Lorelai watched him a moment. He was so at ease, standing there in her living room, bareheaded, rocking back on his heels. She watched him take all of her in, her rounded back, her tangled hair, her swollen eyes, her torn feet. He was the only person who had ever seen her at her complete worst. He was the only one she could imagine looking at her at this moment with anything close to affection and understanding. She had gotten used to the tightening in her chest when she saw him, the way she felt as though she couldn't hold herself in anymore, but now she ached.

"I am the person he said I was," she told him.

"I don't believe it," he said.

"But I do."

She was still skittish as he approached. He didn't touch her, didn't reach out, but he stood before her, holding her gaze. "I don't care," he said.

She closed her eyes. "I just want to be alone," she sighed. "I need to be by myself. I mean it. By myself, alone. Alone, by myself."

"I understand the concept," Luke told her.

"You're not going away, are you?" she asked wearily.

"I think we covered that."

She rubbed her eyes and hugged herself, trapping what warmth she could to her body. "Why are you doing this?"

"Christ, Lorelai," he said, shaking his head in disbelief.

"What, you're mad?" she asked, incredulous. "How do you get to be mad?"

He gestured forcefully with his hands as he spoke, every muscle in his body tense. "I get to be mad because I've waited for this—to be with you—longer than I've ever waited for anything in my life, and I'm a pretty patient guy when it comes to what I want, I think that's fair to say. And at the first hitch, the first bump, the first little doubt—"

"This is not a little doubt, Luke.
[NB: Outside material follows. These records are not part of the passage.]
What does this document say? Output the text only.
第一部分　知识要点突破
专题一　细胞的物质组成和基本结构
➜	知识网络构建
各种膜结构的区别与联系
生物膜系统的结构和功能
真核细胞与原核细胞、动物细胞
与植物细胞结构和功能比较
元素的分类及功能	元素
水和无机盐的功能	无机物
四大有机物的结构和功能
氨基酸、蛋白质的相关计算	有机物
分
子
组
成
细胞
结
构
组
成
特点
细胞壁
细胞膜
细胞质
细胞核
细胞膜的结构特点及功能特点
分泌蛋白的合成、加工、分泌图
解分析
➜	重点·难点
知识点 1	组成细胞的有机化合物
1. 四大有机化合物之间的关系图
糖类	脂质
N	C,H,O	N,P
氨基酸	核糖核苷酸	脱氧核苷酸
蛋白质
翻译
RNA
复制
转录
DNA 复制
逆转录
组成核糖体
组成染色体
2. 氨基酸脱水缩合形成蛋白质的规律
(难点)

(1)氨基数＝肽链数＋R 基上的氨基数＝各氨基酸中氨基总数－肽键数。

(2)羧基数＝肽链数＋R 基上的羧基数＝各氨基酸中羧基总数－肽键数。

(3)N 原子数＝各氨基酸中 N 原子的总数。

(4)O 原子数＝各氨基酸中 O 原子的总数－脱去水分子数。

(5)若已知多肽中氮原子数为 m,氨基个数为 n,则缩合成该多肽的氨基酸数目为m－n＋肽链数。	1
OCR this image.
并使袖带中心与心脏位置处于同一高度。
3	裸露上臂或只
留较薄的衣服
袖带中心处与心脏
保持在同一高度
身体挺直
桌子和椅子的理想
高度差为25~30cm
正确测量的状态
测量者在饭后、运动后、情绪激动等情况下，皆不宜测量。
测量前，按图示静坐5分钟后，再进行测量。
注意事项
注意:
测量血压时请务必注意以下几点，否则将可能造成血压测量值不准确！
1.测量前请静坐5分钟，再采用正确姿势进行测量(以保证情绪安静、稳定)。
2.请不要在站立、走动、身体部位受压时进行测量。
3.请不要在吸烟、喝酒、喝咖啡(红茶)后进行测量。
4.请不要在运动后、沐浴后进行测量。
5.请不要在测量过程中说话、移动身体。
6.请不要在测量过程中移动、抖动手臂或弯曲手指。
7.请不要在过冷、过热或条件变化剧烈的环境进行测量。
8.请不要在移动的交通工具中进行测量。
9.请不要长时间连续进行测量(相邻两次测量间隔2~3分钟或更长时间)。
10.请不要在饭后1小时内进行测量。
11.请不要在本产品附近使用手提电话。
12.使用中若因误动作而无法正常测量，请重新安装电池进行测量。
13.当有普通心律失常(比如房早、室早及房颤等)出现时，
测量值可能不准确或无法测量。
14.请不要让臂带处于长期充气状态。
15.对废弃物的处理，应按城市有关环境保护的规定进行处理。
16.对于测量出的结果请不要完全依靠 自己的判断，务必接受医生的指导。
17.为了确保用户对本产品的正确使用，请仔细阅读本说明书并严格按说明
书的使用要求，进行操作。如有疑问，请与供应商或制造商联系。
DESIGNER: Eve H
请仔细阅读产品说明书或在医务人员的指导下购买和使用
This is the Godzilla of doubts. It's ravaged downtown Tokyo and is about to cross the ocean for the West Coast—the residents of LA are already shivering in the shadow of this doubt, that's how not little this doubt is," she told him.

He glared at her. "You know, you're right, Lorelai, this isn't just about me—but it's not just about you, either. This is about the both of us—you pull out on me because some jackass with a wounded ego says some nasty things about you at a town meeting, because you think you're not big enough, whatever the hell that means, and—"

"And what? I have time to think about if I'm ready for this?"

"Would you stop interrupting me?" he bellowed. "Look, Lorelai, I get that you're afraid, that this thing, this relationship, you and me, is different because there's no going back, everything is different now—I know, okay? Because it scares the shit out of me. But if you—if you pull out, if you say you need time, you only make it worse, you only start to think about it on your own, you start to think of all the reasons why it isn't going to work, and that's just bullshit. We have to do this together, damn it." He stopped and looked at her. She saw how close to tears he was. "Lorelai, the only way this is going to work is if we do it together. It's not about if you're strong enough or good enough or big enough, this is about us."

Lorelai covered her mouth with her hand and turned her face away. "Luke, I really think I just need to be alone right now. I need you to respect that. I need you to turn around and go."

"Tough shit."

"Excuse me?"

He sat on the couch, stretched his arms out along the back, and crossed his feet out in front of him. "I said, tough shit. You gotta believe me. I'm not going anywhere. I'm not letting you," he said, pointing at her, "push me out. I'm sticking around. And so are you."

"You're crazy," she said. "Would you just go?"

"You are the most infuriating person in the world, you know that? I'm not leaving," he said.

Lorelai rolled her eyes. "Fine. I'm going to bed. I'll see you," she said.

"Yep. You will."

She waved her hand dismissively as she made her way up the stairs. "Whatever." She paused in the door to her bedroom and turned around. "There are blankets in the hall closet," she said.

"Good to know."

"If I ask you one more time—"

Luke looked up at her. "Not gonna work."

She shut the bedroom door behind her and curled herself around a pillow. It still smelled like Luke. She buried her face in the linen and indulged herself in a moment of sinking self-pity. Dear Rory… she sighed. There was nothing to say.